Stadtamtsrat Stefan Schmidt erklärt, dass zukünftig auch in den Ortsteilen Baumbestattungen angeboten werden.

 

8.4.1.               Herr Sticher (SPD) weist darauf hin, dass die vor dem Anwesen Linxweilerstraße 31 ausgewiesenen Parkplätze auf dem Bürgersteig zu entfernen seien, da hierdurch Fußgänger (mit Kinderwagen etc.) zum Ausweichen auf die Fahrbahn gezwungen seien. Es empfehle sich nicht, hiermit bis zur Fertigstellung der Maßnahme Augasse/B 41 zu warten.

 

8.4.2.               Herr Sticher (SPD) fragt zu den sich häufenden Fehlalarmen im Krankenhaus Ottweiler, ob diese Fehlalarme der Marienhausgesellschaft in Rechnung gestellt werden.

 

Stadtamtsrat Ottmar Greif antwortet hierzu, dass die Satzung hierfür die Berechnung einer Pauschale vorsehe, die dem Krankenhaus in Rechnung gestellt und von dort auch bezahlt werde.

 

8.5.                  Herr Burger (Grüne) teilt mit, dass er schon in der Sitzung des BiSo-Ausschusses darauf hingewiesen habe, dass die in der Sitzungsvorlage zu dem TOP Situation der GS Lehbesch genannten Zahlen mit dem in der Ausschuss-Sitzung ausgehändigten Laufzettel nicht übereinstimmen. Er bittet um Auskunft darüber, welche Zahlen richtig seien.

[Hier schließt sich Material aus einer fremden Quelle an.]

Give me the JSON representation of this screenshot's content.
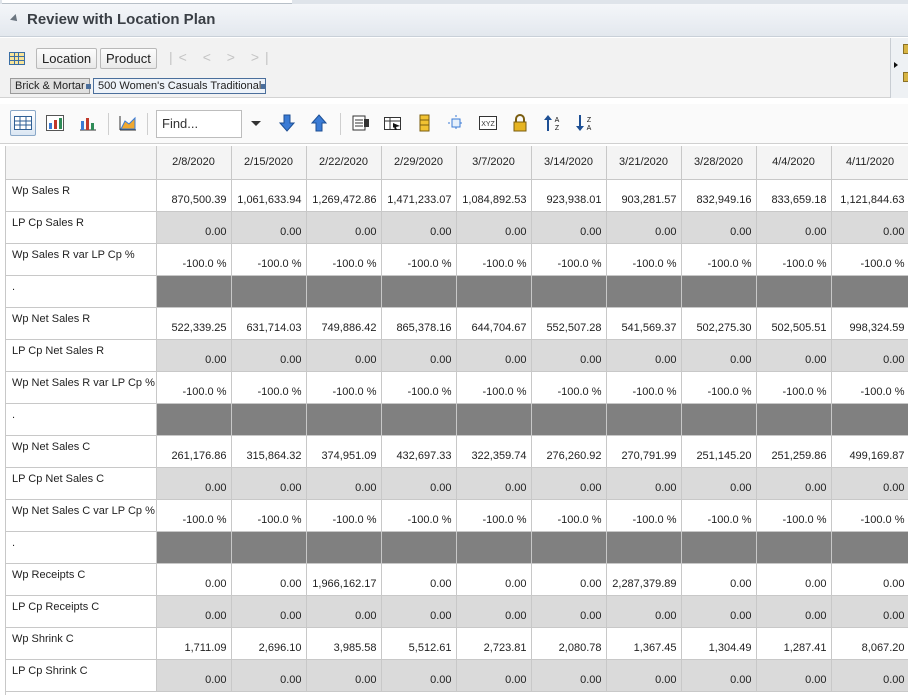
{
  "title": "Review with Location Plan",
  "dimensions": {
    "location_label": "Location",
    "product_label": "Product"
  },
  "filters": {
    "chip1": "Brick & Mortar",
    "chip2": "500 Women's Casuals Traditional"
  },
  "nav_arrows": "|< < > >|",
  "toolbar": {
    "find_placeholder": "Find..."
  },
  "colors": {
    "title_bg": "#e3e8ee",
    "gray_row": "#dadada",
    "separator_row": "#808080",
    "accent_blue": "#3a7bd5"
  },
  "grid": {
    "columns": [
      "2/8/2020",
      "2/15/2020",
      "2/22/2020",
      "2/29/2020",
      "3/7/2020",
      "3/14/2020",
      "3/21/2020",
      "3/28/2020",
      "4/4/2020",
      "4/11/2020"
    ],
    "rows": [
      {
        "label": "Wp Sales R",
        "style": "white",
        "values": [
          "870,500.39",
          "1,061,633.94",
          "1,269,472.86",
          "1,471,233.07",
          "1,084,892.53",
          "923,938.01",
          "903,281.57",
          "832,949.16",
          "833,659.18",
          "1,121,844.63"
        ]
      },
      {
        "label": "LP Cp Sales R",
        "style": "gray",
        "values": [
          "0.00",
          "0.00",
          "0.00",
          "0.00",
          "0.00",
          "0.00",
          "0.00",
          "0.00",
          "0.00",
          "0.00"
        ]
      },
      {
        "label": "Wp Sales R var LP Cp %",
        "style": "white",
        "values": [
          "-100.0 %",
          "-100.0 %",
          "-100.0 %",
          "-100.0 %",
          "-100.0 %",
          "-100.0 %",
          "-100.0 %",
          "-100.0 %",
          "-100.0 %",
          "-100.0 %"
        ]
      },
      {
        "label": ".",
        "style": "dark",
        "values": [
          "",
          "",
          "",
          "",
          "",
          "",
          "",
          "",
          "",
          ""
        ]
      },
      {
        "label": "Wp Net Sales R",
        "style": "white",
        "values": [
          "522,339.25",
          "631,714.03",
          "749,886.42",
          "865,378.16",
          "644,704.67",
          "552,507.28",
          "541,569.37",
          "502,275.30",
          "502,505.51",
          "998,324.59"
        ]
      },
      {
        "label": "LP Cp Net Sales R",
        "style": "gray",
        "values": [
          "0.00",
          "0.00",
          "0.00",
          "0.00",
          "0.00",
          "0.00",
          "0.00",
          "0.00",
          "0.00",
          "0.00"
        ]
      },
      {
        "label": "Wp Net Sales R var LP Cp %",
        "style": "white",
        "values": [
          "-100.0 %",
          "-100.0 %",
          "-100.0 %",
          "-100.0 %",
          "-100.0 %",
          "-100.0 %",
          "-100.0 %",
          "-100.0 %",
          "-100.0 %",
          "-100.0 %"
        ]
      },
      {
        "label": ".",
        "style": "dark",
        "values": [
          "",
          "",
          "",
          "",
          "",
          "",
          "",
          "",
          "",
          ""
        ]
      },
      {
        "label": "Wp Net Sales C",
        "style": "white",
        "values": [
          "261,176.86",
          "315,864.32",
          "374,951.09",
          "432,697.33",
          "322,359.74",
          "276,260.92",
          "270,791.99",
          "251,145.20",
          "251,259.86",
          "499,169.87"
        ]
      },
      {
        "label": "LP Cp Net Sales C",
        "style": "gray",
        "values": [
          "0.00",
          "0.00",
          "0.00",
          "0.00",
          "0.00",
          "0.00",
          "0.00",
          "0.00",
          "0.00",
          "0.00"
        ]
      },
      {
        "label": "Wp Net Sales C var LP Cp %",
        "style": "white",
        "values": [
          "-100.0 %",
          "-100.0 %",
          "-100.0 %",
          "-100.0 %",
          "-100.0 %",
          "-100.0 %",
          "-100.0 %",
          "-100.0 %",
          "-100.0 %",
          "-100.0 %"
        ]
      },
      {
        "label": ".",
        "style": "dark",
        "values": [
          "",
          "",
          "",
          "",
          "",
          "",
          "",
          "",
          "",
          ""
        ]
      },
      {
        "label": "Wp Receipts C",
        "style": "white",
        "values": [
          "0.00",
          "0.00",
          "1,966,162.17",
          "0.00",
          "0.00",
          "0.00",
          "2,287,379.89",
          "0.00",
          "0.00",
          "0.00"
        ]
      },
      {
        "label": "LP Cp Receipts C",
        "style": "gray",
        "values": [
          "0.00",
          "0.00",
          "0.00",
          "0.00",
          "0.00",
          "0.00",
          "0.00",
          "0.00",
          "0.00",
          "0.00"
        ]
      },
      {
        "label": "Wp Shrink C",
        "style": "white",
        "values": [
          "1,711.09",
          "2,696.10",
          "3,985.58",
          "5,512.61",
          "2,723.81",
          "2,080.78",
          "1,367.45",
          "1,304.49",
          "1,287.41",
          "8,067.20"
        ]
      },
      {
        "label": "LP Cp Shrink C",
        "style": "gray",
        "values": [
          "0.00",
          "0.00",
          "0.00",
          "0.00",
          "0.00",
          "0.00",
          "0.00",
          "0.00",
          "0.00",
          "0.00"
        ]
      }
    ]
  }
}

Ferner regt er an, über einen Neuzuschnitt der Schulbezirke nachzudenken, da die Schülerzahlen bei den neu einzuschulenden Jahrgängen der beiden Grundschulen Lehbesch und Neumünster nicht ausgewogen seien.

 

Stadtamtsrätin Heike Völzing erklärt, dass die im Laufzettel genannten Zahlen (außer der ersten Position) lt. Auskunft des Einwohnermeldeamts auf dem neuesten Stand seien. Änderungen durch Zu- bzw. Wegzüge erfolgen ständig.

 

8.6.                  Herr Gerhardt (SPD) bittet um Auskunft darüber, wer entlang der B 420 (von der Autowerkstatt bis zur Ampelanlage) für das Freischneiden der Bürgersteige zuständig sei.

 

Stadtamtsrat Ottmar Greif weist darauf hin, dass es sich hier um eine Bundesstraße handele und der LfS für die Säuberung des Hanges zuständig sei. Teilweise befänden sich die betroffenen Grundstücke jedoch auch in Privatbesitz. Die Angelegenheit werde von der Verwaltung bereits bearbeitet.